Derek Kitchen, who with partner Moudi Sbeity are plaintiffs in the lawsuit challenging Utah’s ban, said he believes public opinion has changed in the decade since 66 percent of Utahns who participated in the 2004 election approved a gay marriage ban.
"It was good for Utah when Judge Shelby struck down Amendment 3," Kitchen said. "As a fan of small government, I’m sure you understand our frustration with the government meddling in our lives."
Fighting the decision "is too expensive" and "hurts too many families," he said.
Sbeity said that like Herbert, he loves "my family, but unlike you, Gary, I cannot exercise my constitutional rights with the family that I love."
Billie Christiansen of Millcreek came to Friday’s rally to show support for "all those I love, to help get them the civil rights that they deserve."
Christiansen said her son came out when he was 17, which led to many "difficult" conversations and eventually was a primary reason in her decision to leave The Church of Jesus Christ of Latter-day Saints.

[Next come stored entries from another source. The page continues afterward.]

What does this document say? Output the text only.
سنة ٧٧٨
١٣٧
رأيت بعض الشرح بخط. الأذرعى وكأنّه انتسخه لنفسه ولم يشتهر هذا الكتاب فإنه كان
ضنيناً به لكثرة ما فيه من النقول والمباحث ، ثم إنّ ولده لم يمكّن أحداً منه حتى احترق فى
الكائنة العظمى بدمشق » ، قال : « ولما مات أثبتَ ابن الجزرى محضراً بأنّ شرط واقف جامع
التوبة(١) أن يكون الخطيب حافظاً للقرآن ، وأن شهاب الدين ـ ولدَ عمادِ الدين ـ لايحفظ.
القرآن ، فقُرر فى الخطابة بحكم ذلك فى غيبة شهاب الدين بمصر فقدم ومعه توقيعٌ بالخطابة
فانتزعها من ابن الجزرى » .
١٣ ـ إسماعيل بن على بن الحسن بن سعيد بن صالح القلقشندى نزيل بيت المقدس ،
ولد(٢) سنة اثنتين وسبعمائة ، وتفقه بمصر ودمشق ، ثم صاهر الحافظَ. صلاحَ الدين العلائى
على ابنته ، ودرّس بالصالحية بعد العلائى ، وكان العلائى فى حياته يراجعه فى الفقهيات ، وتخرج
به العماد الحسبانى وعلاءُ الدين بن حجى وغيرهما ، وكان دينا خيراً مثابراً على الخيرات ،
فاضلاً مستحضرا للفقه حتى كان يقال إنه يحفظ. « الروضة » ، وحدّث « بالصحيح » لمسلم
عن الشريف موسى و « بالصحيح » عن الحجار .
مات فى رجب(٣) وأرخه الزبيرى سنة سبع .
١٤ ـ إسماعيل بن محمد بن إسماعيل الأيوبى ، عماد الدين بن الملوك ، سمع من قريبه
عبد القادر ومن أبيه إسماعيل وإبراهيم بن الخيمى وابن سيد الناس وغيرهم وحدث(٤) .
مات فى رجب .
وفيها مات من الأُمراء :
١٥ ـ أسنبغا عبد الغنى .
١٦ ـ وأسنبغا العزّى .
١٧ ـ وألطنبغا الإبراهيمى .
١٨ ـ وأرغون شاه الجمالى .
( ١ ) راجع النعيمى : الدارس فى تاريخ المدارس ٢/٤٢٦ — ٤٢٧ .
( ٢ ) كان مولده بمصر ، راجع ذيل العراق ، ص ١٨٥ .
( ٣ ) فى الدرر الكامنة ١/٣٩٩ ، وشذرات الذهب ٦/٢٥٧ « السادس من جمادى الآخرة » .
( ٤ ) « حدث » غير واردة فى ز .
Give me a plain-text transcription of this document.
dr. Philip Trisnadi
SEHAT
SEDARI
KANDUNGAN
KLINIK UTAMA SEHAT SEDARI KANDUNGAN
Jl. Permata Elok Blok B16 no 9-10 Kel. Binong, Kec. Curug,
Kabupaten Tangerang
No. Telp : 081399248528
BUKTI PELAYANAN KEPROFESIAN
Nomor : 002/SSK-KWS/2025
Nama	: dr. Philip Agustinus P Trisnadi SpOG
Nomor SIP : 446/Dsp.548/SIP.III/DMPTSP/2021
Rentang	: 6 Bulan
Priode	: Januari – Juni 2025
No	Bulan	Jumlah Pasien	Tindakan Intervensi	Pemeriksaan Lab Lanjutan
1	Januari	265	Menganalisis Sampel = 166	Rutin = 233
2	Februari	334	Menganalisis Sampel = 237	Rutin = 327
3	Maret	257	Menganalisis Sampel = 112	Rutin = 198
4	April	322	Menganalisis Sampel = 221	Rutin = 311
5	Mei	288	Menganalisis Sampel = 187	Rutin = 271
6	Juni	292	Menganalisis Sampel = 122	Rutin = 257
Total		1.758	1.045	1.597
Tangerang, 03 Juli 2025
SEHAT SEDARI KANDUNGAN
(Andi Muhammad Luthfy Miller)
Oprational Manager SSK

"I knew he was the most wonderful, generous person and that there couldn’t be anything wrong with him," said Christiansen, who claims as "extra sons" many other young men whose families have been less accepting. "He has made my life absolutely beautiful."
Pamela Johanson of Ogden came holding a sign saying, "This Mormon supports marriage equality."
"I think everyone has the right to choose for themselves the path that makes them happy," said Johanson, who said she’s had fellow members of The Church of Jesus Christ of Latter-day Saints both support and disagree with her, but she’s seen a shift in attitudes in the past two years.
"Who am I to tell people they can’t get married?" she said. "I was married in the temple, and my husband didn’t want to be married anymore after 19 years."
Megan and Candice Berrett, both school teachers, said they plan on having more children. They want others to see "families can be like we are, and not to be scared of us or disgusted by us," Candice Berrett said.
"Times are changing and public opinion is leaning in our favor, so give it a push," Candice Berrett said.